At the same time, the financial sector, which seemed to offer painless ways of providing such infrastructure without drawing on the public purse, has turned out to be part of the problem, not part of the solution. Even after the costs of the current crisis have been met, the requirement for the state to guarantee financial stability will represent a huge contingent liability.
The only solution is an increase in revenue. For most governments, the simplest way to raise a lot of revenue is to increase the rate of value-added taxes such as the GST.
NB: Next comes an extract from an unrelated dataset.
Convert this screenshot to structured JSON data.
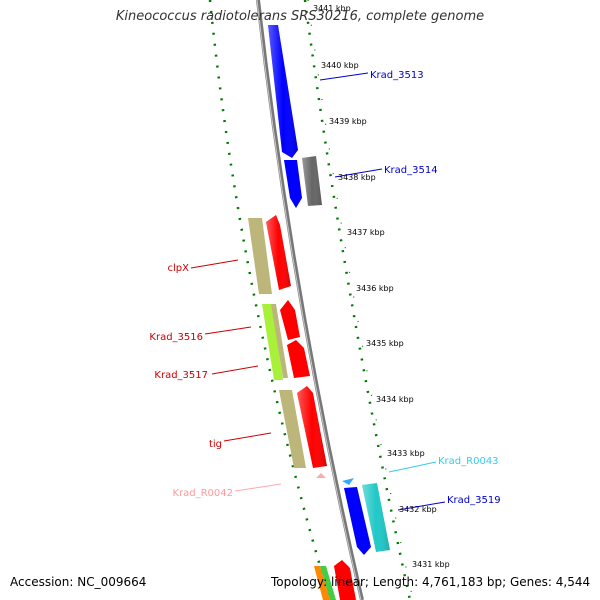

Income taxes present a bigger problem. Although both the US and UK have increased the top marginal rate of taxation, this is still in the ‘too hard’ basket for most governments. Instead the main focus so far has been on broadening the base, particularly by attacking tax avoidance and evasion. After decades of delay, the OECD has finally taken action to shut down the international tax haven industry. Individual governments have gone further, going in to the market for bank employees willing to sell lists of tax-dodging clients.
Finally, there are some new options. One is revenue from a carbon tax or emissions trading scheme. This has been overstated by some proponents, and even more by detractors, as in Tony Abbott’s Great Big New Tax on Everything. The revenue from pricing carbon is unlikely to amount to much more than 1 per cent of GDP, a fair bit of which will be need to compensate vulnerable households and to fund adaptation and mitigation measures.
Then there is the appealing prospect of making the financial sector pay for the government guarantees that allow it to keep on making outsize profits. The current betting is on President Obama’s proposal for a levy, but the long run solution must surely be a tax on financial transactions, as proposed decades ago by Nobel Prize winner, James Tobin.
Compared to the rest of the world, Australia’s position is relatively strong. Our debt levels are comparatively low, the hard decisions on the retirement age have been taken, and top marginal tax rates were never cut to unsustainably low levels. Our biggest constraint is the virtually impossibility of raising the GST rate. The Henry Review will make interesting reading.
Regardless of how we do it, taxes must rise to meet the demands of a modern society. Tony Abbott gave an eloquent demonstration of that point recently when he proposed his own Great Big New Tax to finance paid maternity leave.
John Quiggin is an ARC Federation Fellow in Economics and Political Science at the University of Queensland.